If I have to describe the last couple of weeks using only one word, it would be ‘wind’. A relentless westerly has been blowing over large parts of The Netherlands for a number of days, which complicates spotting and photographing birds. Most people might choose to snuggle up with a book or a film with weather like this, but I am not one of those people. With the help of rain radars and weather forecasts, I made some birding plans between the showers. West wind occasionally brings shore birds more inland, so there is always a chance of finding some extraordinary.
So there I am, in the polders, with a strong sea wind in my face. My efforts are immediately rewarded with the sighting of a small group of redshanks. Even in this wind, their loud, characteristic call is clearly recognizable. Another new species for the project! Large numbers of gulls have also settled nearby. The group consists of herring gulls, lesser-black backed gulls, mew gulls, and black-headed gulls. Secretly, I’m hoping for a yellow-legged gull, caspian gull, of greater black-backed gull, but none in this group. Maybe next time…
After those windy days, some calmer weather has moved in. A good moment to find two species I still want to photograph, the chiffchaff and the green woodpecker. I have heard them before this year, but I have not managed to get a picture of either of them. So, on a calm morning, I stroll through a park, and I am greeted with calls from both species. After some time, I finally get some shots of an energetic chiffchaff, that bounces between a couple of different tree tops.
Although the green woodpeckers stay well hidden, another secretive bird species shows itself. A male dunnock sings its song from the top of a bush. Dunnocks spent most of their lives hidden in bushes and foliage. Only during the spring, male birds rise from the shadows to sing and find a mate for the breeding season.

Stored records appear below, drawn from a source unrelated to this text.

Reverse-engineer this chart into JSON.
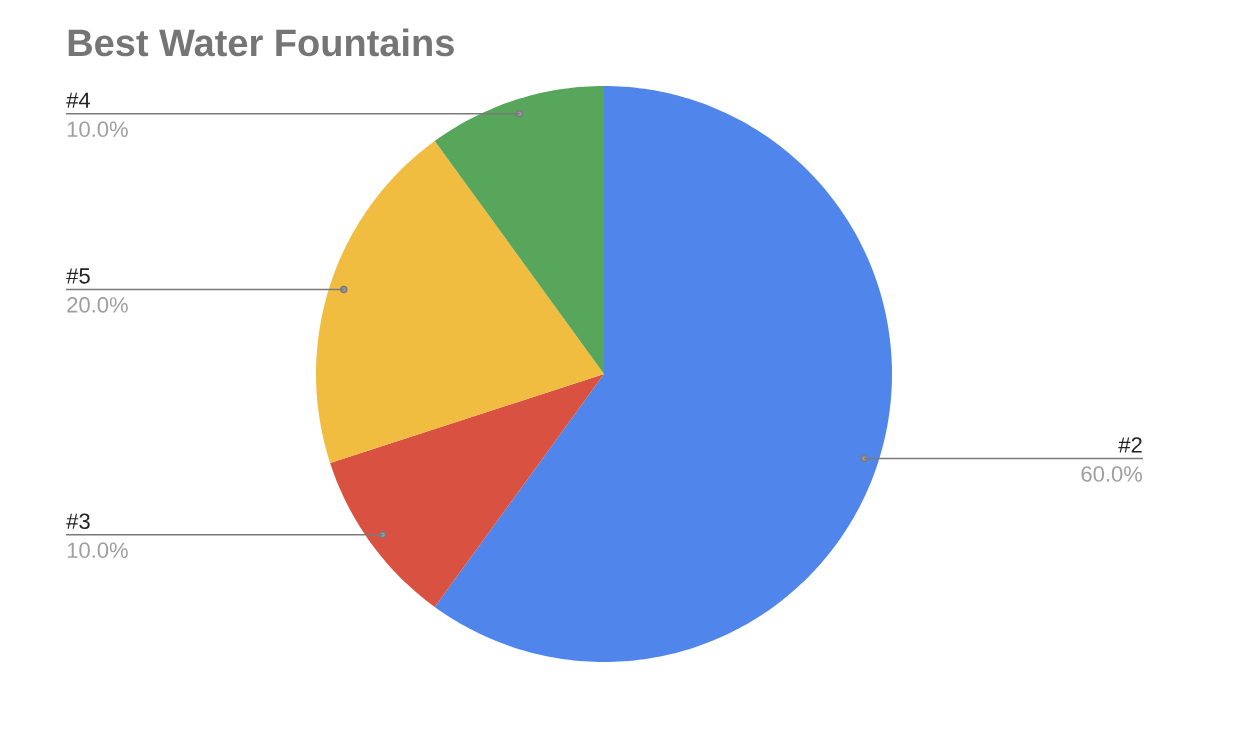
{
  "chart_data": {
    "type": "pie",
    "title": "Best Water Fountains",
    "categories": [
      "#2",
      "#3",
      "#5",
      "#4"
    ],
    "values": [
      60,
      10,
      20,
      10
    ],
    "colors": [
      "#5086ec",
      "#d95140",
      "#f1bd41",
      "#58a55c"
    ],
    "value_labels": [
      "60.0%",
      "10.0%",
      "20.0%",
      "10.0%"
    ]
  }
}
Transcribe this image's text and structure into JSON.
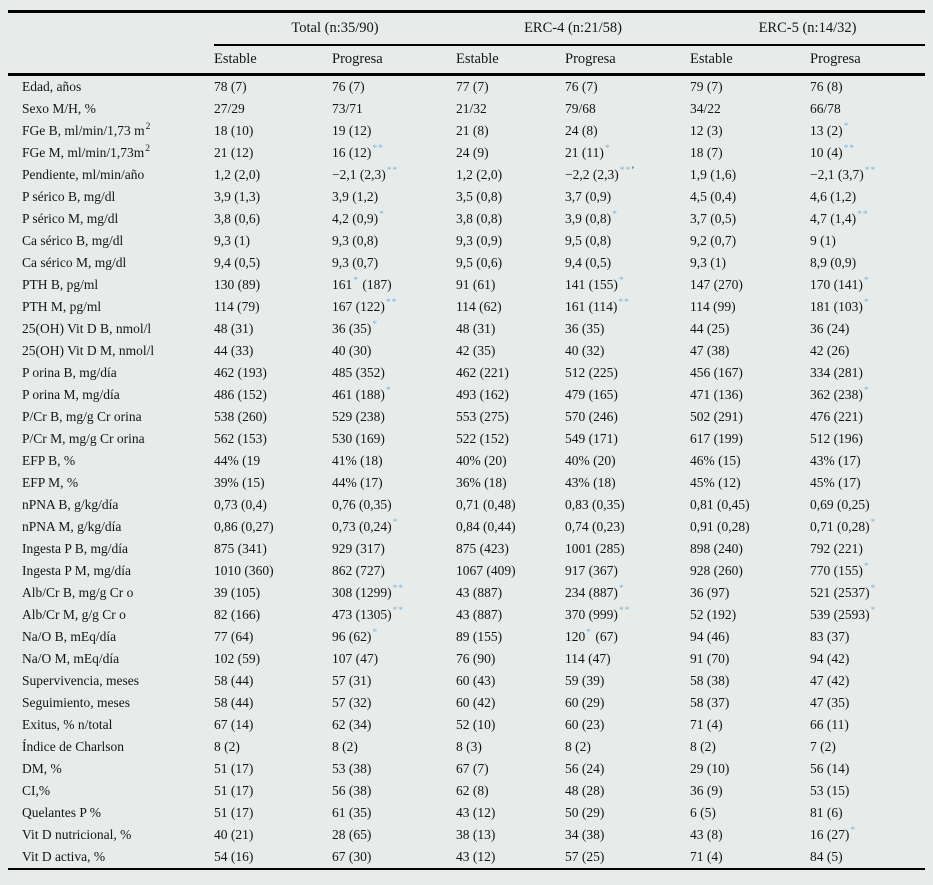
{
  "colors": {
    "background": "#e7ebea",
    "asterisk": "#7ab5db",
    "text": "#151515",
    "rule": "#000000"
  },
  "table": {
    "group_headers": [
      "Total (n:35/90)",
      "ERC-4 (n:21/58)",
      "ERC-5 (n:14/32)"
    ],
    "sub_headers": [
      "Estable",
      "Progresa",
      "Estable",
      "Progresa",
      "Estable",
      "Progresa"
    ],
    "rows": [
      {
        "label": "Edad, años",
        "cells": [
          "78 (7)",
          "76 (7)",
          "77 (7)",
          "76 (7)",
          "79 (7)",
          "76 (8)"
        ]
      },
      {
        "label": "Sexo M/H, %",
        "cells": [
          "27/29",
          "73/71",
          "21/32",
          "79/68",
          "34/22",
          "66/78"
        ]
      },
      {
        "label": "FGe B, ml/min/1,73 m^{2}",
        "cells": [
          "18 (10)",
          "19 (12)",
          "21 (8)",
          "24 (8)",
          "12 (3)",
          "13 (2)^{*}"
        ]
      },
      {
        "label": "FGe M, ml/min/1,73m^{2}",
        "cells": [
          "21 (12)",
          "16 (12)^{**}",
          "24 (9)",
          "21 (11)^{*}",
          "18 (7)",
          "10 (4)^{**}"
        ]
      },
      {
        "label": "Pendiente, ml/min/año",
        "cells": [
          "1,2 (2,0)",
          "−2,1 (2,3)^{**}",
          "1,2 (2,0)",
          "−2,2 (2,3)^{**’}",
          "1,9 (1,6)",
          "−2,1 (3,7)^{**}"
        ]
      },
      {
        "label": "P sérico B, mg/dl",
        "cells": [
          "3,9 (1,3)",
          "3,9 (1,2)",
          "3,5 (0,8)",
          "3,7 (0,9)",
          "4,5 (0,4)",
          "4,6 (1,2)"
        ]
      },
      {
        "label": "P sérico M, mg/dl",
        "cells": [
          "3,8 (0,6)",
          "4,2 (0,9)^{*}",
          "3,8 (0,8)",
          "3,9 (0,8)^{*}",
          "3,7 (0,5)",
          "4,7 (1,4)^{**}"
        ]
      },
      {
        "label": "Ca sérico B, mg/dl",
        "cells": [
          "9,3 (1)",
          "9,3 (0,8)",
          "9,3 (0,9)",
          "9,5 (0,8)",
          "9,2 (0,7)",
          "9 (1)"
        ]
      },
      {
        "label": "Ca sérico M, mg/dl",
        "cells": [
          "9,4 (0,5)",
          "9,3 (0,7)",
          "9,5 (0,6)",
          "9,4 (0,5)",
          "9,3 (1)",
          "8,9 (0,9)"
        ]
      },
      {
        "label": "PTH B, pg/ml",
        "cells": [
          "130 (89)",
          "161^{*} (187)",
          "91 (61)",
          "141 (155)^{*}",
          "147 (270)",
          "170 (141)^{*}"
        ]
      },
      {
        "label": "PTH M, pg/ml",
        "cells": [
          "114 (79)",
          "167 (122)^{**}",
          "114 (62)",
          "161 (114)^{**}",
          "114 (99)",
          "181 (103)^{*}"
        ]
      },
      {
        "label": "25(OH) Vit D B, nmol/l",
        "cells": [
          "48 (31)",
          "36 (35)^{*}",
          "48 (31)",
          "36 (35)",
          "44 (25)",
          "36 (24)"
        ]
      },
      {
        "label": "25(OH) Vit D M, nmol/l",
        "cells": [
          "44 (33)",
          "40 (30)",
          "42 (35)",
          "40 (32)",
          "47 (38)",
          "42 (26)"
        ]
      },
      {
        "label": "P orina B, mg/día",
        "cells": [
          "462 (193)",
          "485 (352)",
          "462 (221)",
          "512 (225)",
          "456 (167)",
          "334 (281)"
        ]
      },
      {
        "label": "P orina M, mg/día",
        "cells": [
          "486 (152)",
          "461 (188)^{*}",
          "493 (162)",
          "479 (165)",
          "471 (136)",
          "362 (238)^{*}"
        ]
      },
      {
        "label": "P/Cr B, mg/g Cr orina",
        "cells": [
          "538 (260)",
          "529 (238)",
          "553 (275)",
          "570 (246)",
          "502 (291)",
          "476 (221)"
        ]
      },
      {
        "label": "P/Cr M, mg/g Cr orina",
        "cells": [
          "562 (153)",
          "530 (169)",
          "522 (152)",
          "549 (171)",
          "617 (199)",
          "512 (196)"
        ]
      },
      {
        "label": "EFP B, %",
        "cells": [
          "44% (19",
          "41% (18)",
          "40% (20)",
          "40% (20)",
          "46% (15)",
          "43% (17)"
        ]
      },
      {
        "label": "EFP M, %",
        "cells": [
          "39% (15)",
          "44% (17)",
          "36% (18)",
          "43% (18)",
          "45% (12)",
          "45% (17)"
        ]
      },
      {
        "label": "nPNA B, g/kg/día",
        "cells": [
          "0,73 (0,4)",
          "0,76 (0,35)",
          "0,71 (0,48)",
          "0,83 (0,35)",
          "0,81 (0,45)",
          "0,69 (0,25)"
        ]
      },
      {
        "label": "nPNA M, g/kg/día",
        "cells": [
          "0,86 (0,27)",
          "0,73 (0,24)^{*}",
          "0,84 (0,44)",
          "0,74 (0,23)",
          "0,91 (0,28)",
          "0,71 (0,28)^{*}"
        ]
      },
      {
        "label": "Ingesta P B, mg/día",
        "cells": [
          "875 (341)",
          "929 (317)",
          "875 (423)",
          "1001 (285)",
          "898 (240)",
          "792 (221)"
        ]
      },
      {
        "label": "Ingesta P M, mg/día",
        "cells": [
          "1010 (360)",
          "862 (727)",
          "1067 (409)",
          "917 (367)",
          "928 (260)",
          "770 (155)^{*}"
        ]
      },
      {
        "label": "Alb/Cr B, mg/g Cr o",
        "cells": [
          "39 (105)",
          "308 (1299)^{**}",
          "43 (887)",
          "234 (887)^{*}",
          "36 (97)",
          "521 (2537)^{*}"
        ]
      },
      {
        "label": "Alb/Cr M, g/g Cr o",
        "cells": [
          "82 (166)",
          "473 (1305)^{**}",
          "43 (887)",
          "370 (999)^{**}",
          "52 (192)",
          "539 (2593)^{*}"
        ]
      },
      {
        "label": "Na/O B, mEq/día",
        "cells": [
          "77 (64)",
          "96 (62)^{*}",
          "89 (155)",
          "120^{*} (67)",
          "94 (46)",
          "83 (37)"
        ]
      },
      {
        "label": "Na/O M, mEq/día",
        "cells": [
          "102 (59)",
          "107 (47)",
          "76 (90)",
          "114 (47)",
          "91 (70)",
          "94 (42)"
        ]
      },
      {
        "label": "Supervivencia, meses",
        "cells": [
          "58 (44)",
          "57 (31)",
          "60 (43)",
          "59 (39)",
          "58 (38)",
          "47 (42)"
        ]
      },
      {
        "label": "Seguimiento, meses",
        "cells": [
          "58 (44)",
          "57 (32)",
          "60 (42)",
          "60 (29)",
          "58 (37)",
          "47 (35)"
        ]
      },
      {
        "label": "Exitus, % n/total",
        "cells": [
          "67 (14)",
          "62 (34)",
          "52 (10)",
          "60 (23)",
          "71 (4)",
          "66 (11)"
        ]
      },
      {
        "label": "Índice de Charlson",
        "cells": [
          "8 (2)",
          "8 (2)",
          "8 (3)",
          "8 (2)",
          "8 (2)",
          "7 (2)"
        ]
      },
      {
        "label": "DM, %",
        "cells": [
          "51 (17)",
          "53 (38)",
          "67 (7)",
          "56 (24)",
          "29 (10)",
          "56 (14)"
        ]
      },
      {
        "label": "CI,%",
        "cells": [
          "51 (17)",
          "56 (38)",
          "62 (8)",
          "48 (28)",
          "36 (9)",
          "53 (15)"
        ]
      },
      {
        "label": "Quelantes P %",
        "cells": [
          "51 (17)",
          "61 (35)",
          "43 (12)",
          "50 (29)",
          "6 (5)",
          "81 (6)"
        ]
      },
      {
        "label": "Vit D nutricional, %",
        "cells": [
          "40 (21)",
          "28 (65)",
          "38 (13)",
          "34 (38)",
          "43 (8)",
          "16 (27)^{*}"
        ]
      },
      {
        "label": "Vit D activa, %",
        "cells": [
          "54 (16)",
          "67 (30)",
          "43 (12)",
          "57 (25)",
          "71 (4)",
          "84 (5)"
        ]
      }
    ]
  }
}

The big milestone wasn’t a songbird though, but a duck-like creature. The shelduck is part of a subfamily called tadornidae, consisting of birds roughly between ducks and geese, size wise. Only two species from this subfamily are native in the Netherlands, namely the (common) shelduck, and the ruddy shelduck, although some numbers of escaped ruddy shelducks are year round present as well. The common shelduck is a common summering bird here, with large numbers breeding in the western part of the country.
This pair of shelducks is special for me personally, because it is my 100th species in Voorschoten ever! I got a big smile on my face from the first moment I spotted them through my binoculars, and that smile stayed until the end of the day. That encounter pretty much sums up what this ‘100 bird species’ project is all about; enjoying birding, and getting excited by seeing (relatively) common species such as this! From the stone edge of a bridge, I get a nice vantage point for looking at these birds. They are a long ways away, but move in my direction, battling the wind. A mallard isn’t as pleased as me to see them, and after some quacking back and forth, he scares the two shelducks away. Very well then.
For the project, the shelduck is species number 79, but I will remember these two birds as ‘number 100’. So that’s one big milestone passed, now it’s time for the next one: getting those 100 species this year!